We target processing real-world video streams by running vision-language models on the CAPE hard- and software stack.
Why Edge AI?
Many smart-city and industrial operators already deploy large numbers of cameras and sensors. Today, data is often sent to a central cloud, processed by deep-learning services, and then converted into dashboards or alarms.
Video processing in particular comes along with several challenges:
- Latency: For safety-critical use cases, a cloud round trip requiring more than 100 ms, can be too slow.
- Bandwidth and cost: Continuous upload of video from many cameras is expensive.
- Privacy and data sovereignty: In Europe, operators often want to pre-process raw data on-premise and transmit lightweight results of detections to centralized servers.

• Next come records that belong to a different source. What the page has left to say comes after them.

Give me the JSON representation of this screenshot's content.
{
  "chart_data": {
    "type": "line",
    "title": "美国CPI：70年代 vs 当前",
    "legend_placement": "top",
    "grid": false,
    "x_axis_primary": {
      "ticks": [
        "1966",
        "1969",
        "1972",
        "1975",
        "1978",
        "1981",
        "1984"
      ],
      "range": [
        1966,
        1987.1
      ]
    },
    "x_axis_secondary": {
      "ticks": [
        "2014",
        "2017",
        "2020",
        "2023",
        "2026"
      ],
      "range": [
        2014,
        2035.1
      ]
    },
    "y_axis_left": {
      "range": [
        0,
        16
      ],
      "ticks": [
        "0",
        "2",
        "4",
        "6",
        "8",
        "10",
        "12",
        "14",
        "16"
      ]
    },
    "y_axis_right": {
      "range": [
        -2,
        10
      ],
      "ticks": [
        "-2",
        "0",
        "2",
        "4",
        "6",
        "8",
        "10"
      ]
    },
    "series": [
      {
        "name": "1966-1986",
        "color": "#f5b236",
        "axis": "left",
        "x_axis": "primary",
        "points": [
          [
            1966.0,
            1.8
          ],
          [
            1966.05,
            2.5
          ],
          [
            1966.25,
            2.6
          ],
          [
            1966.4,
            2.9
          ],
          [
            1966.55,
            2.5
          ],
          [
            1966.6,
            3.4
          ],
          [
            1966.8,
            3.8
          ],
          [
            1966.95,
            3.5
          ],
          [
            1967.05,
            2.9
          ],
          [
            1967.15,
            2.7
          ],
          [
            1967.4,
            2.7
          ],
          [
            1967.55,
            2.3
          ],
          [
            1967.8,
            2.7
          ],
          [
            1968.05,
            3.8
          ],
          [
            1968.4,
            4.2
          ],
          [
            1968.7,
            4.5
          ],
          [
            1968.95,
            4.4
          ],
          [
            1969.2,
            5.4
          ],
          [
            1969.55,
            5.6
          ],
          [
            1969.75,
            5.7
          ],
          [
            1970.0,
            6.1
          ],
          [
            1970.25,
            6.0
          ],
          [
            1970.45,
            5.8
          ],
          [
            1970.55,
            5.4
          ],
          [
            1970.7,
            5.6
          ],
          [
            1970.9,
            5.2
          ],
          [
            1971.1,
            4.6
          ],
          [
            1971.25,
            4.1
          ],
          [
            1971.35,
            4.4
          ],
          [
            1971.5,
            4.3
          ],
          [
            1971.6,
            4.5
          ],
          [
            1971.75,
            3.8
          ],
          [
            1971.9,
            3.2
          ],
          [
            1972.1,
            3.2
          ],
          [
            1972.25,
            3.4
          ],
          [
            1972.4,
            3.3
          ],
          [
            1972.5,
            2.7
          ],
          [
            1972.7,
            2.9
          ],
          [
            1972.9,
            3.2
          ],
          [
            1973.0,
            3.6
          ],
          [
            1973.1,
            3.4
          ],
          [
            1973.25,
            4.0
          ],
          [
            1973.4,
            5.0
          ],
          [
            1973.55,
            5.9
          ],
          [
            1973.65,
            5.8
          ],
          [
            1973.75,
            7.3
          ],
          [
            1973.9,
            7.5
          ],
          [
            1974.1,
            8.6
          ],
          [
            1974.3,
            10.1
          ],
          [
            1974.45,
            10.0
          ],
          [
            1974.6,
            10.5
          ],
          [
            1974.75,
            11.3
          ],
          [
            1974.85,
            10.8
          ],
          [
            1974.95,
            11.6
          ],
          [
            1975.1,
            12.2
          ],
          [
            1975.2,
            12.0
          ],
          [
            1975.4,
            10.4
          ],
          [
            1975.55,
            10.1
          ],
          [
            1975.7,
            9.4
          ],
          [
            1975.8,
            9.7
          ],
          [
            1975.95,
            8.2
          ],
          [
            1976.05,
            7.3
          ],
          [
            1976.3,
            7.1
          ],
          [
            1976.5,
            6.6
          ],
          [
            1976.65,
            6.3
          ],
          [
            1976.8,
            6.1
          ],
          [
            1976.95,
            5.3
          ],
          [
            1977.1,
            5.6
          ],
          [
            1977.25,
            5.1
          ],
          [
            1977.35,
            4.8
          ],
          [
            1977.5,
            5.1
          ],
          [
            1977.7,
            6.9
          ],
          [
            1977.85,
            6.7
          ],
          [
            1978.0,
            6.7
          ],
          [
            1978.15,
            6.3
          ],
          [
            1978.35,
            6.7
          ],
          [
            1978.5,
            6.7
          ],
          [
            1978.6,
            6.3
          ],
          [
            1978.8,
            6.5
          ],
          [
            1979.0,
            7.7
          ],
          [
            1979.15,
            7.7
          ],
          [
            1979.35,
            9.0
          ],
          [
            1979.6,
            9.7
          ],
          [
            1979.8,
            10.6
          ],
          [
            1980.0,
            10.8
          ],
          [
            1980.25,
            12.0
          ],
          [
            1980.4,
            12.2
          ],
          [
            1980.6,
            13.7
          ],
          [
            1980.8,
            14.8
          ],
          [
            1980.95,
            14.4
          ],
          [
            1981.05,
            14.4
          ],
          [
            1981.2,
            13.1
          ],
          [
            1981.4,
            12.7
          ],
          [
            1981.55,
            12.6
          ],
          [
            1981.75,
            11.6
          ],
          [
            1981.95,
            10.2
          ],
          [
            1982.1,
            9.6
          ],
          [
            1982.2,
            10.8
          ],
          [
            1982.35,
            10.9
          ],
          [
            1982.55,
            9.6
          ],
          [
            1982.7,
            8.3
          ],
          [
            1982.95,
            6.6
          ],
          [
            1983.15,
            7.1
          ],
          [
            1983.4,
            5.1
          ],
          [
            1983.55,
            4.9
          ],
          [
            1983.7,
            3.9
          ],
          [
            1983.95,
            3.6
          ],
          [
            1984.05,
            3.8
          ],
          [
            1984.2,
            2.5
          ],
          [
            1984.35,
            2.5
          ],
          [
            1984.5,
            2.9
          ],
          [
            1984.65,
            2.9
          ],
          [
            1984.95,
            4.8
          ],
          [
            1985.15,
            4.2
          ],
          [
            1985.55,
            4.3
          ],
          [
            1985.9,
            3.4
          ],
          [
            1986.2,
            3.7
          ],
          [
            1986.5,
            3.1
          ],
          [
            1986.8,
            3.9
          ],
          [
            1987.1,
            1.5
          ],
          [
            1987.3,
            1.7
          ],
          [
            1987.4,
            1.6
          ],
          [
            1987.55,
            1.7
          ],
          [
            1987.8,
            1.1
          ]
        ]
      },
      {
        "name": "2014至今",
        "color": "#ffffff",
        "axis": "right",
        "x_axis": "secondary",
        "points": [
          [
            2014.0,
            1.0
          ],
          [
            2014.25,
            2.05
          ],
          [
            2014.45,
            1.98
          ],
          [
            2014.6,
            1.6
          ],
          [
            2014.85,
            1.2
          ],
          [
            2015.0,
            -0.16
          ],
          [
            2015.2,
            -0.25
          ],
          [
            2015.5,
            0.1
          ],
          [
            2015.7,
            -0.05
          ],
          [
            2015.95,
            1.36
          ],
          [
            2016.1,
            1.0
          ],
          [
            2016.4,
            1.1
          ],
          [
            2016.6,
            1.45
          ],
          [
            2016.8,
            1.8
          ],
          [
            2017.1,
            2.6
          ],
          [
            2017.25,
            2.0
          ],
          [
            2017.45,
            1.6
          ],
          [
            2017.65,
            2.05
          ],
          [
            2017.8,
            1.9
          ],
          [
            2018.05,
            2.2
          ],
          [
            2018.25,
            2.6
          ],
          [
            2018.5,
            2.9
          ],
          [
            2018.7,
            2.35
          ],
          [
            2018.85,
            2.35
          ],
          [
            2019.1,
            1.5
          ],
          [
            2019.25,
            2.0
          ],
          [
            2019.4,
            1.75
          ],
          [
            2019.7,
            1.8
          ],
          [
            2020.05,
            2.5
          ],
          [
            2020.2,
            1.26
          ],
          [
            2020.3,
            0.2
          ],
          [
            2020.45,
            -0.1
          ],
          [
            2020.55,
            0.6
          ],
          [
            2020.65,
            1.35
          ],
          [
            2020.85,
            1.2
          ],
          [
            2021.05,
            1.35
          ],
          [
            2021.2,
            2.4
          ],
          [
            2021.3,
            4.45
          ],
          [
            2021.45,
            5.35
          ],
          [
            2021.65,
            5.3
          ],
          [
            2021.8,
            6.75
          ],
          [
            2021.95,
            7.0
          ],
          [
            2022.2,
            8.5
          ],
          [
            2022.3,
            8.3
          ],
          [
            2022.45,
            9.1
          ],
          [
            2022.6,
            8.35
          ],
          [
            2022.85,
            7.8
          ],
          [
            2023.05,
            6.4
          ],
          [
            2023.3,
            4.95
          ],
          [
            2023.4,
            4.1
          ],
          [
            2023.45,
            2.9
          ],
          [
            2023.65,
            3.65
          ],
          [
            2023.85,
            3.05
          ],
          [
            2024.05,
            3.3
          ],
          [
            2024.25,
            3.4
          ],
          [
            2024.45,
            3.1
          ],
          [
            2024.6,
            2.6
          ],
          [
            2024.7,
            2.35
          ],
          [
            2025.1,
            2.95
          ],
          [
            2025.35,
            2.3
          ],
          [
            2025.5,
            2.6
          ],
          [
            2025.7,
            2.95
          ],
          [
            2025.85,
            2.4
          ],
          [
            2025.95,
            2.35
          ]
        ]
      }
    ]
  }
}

The Edge AI use case moves deep-learning inference closer to the edge and performs processing near the sensors. Traditional cloud servers support the data evaluation and is used mainly for aggregation, long-term analytics, and (re)training.
Scenario: video analytics at the edge
We work with a smart-city video analytics pipeline for anomaly and event detection, covering scenarios such as unusual human behavior, safety incidents, and irregular traffic. The anomaly labels are predefined (e.g. fight, vandalism, accident, normal) and expressed as short text prompts, which are encoded by a vision–language model (e.g. CLIP). This leverages the model’s strong semantic knowledge to interpret scenes consistently across edge sites, reducing the need for retraining and avoiding the transmission of raw video to the cloud.
To adapt to previously unseen scenarios or labels, the pipeline extends to a federated Weakly Supervised Video Anomaly Detection (WSVAD) setup. This enables partial model retraining at the edge, where raw data remains local, and only model parameter updates are shared with the cloud.
Mapping to CAPE’s hardware platforms
Our main implementation focus is a RISC-V deep-learning accelerator running on an FPGA, integrated into the eHPS. We use CXL for host–accelerator synchronization and kernel offload, aiming for lower overhead compared to a classic loosely coupled PCIe model. The host prepares and schedules workloads, while compute-heavy deep learning inference kernels run on the FPGA-based RISC-V engine. CXL enables efficient buffer sharing and fast coordination between host and accelerator.
Evaluation Concept
We evaluate the combined benefits of RISC-V and CXL using representative kernels against COTS accelerator solutions, focusing on offload overheads, performance and energy efficiency. This use case helps show where open RISC-V acceleration plus CXL can offer a strong, practical path for low-latency edge AI within CAPE’s hardware platforms.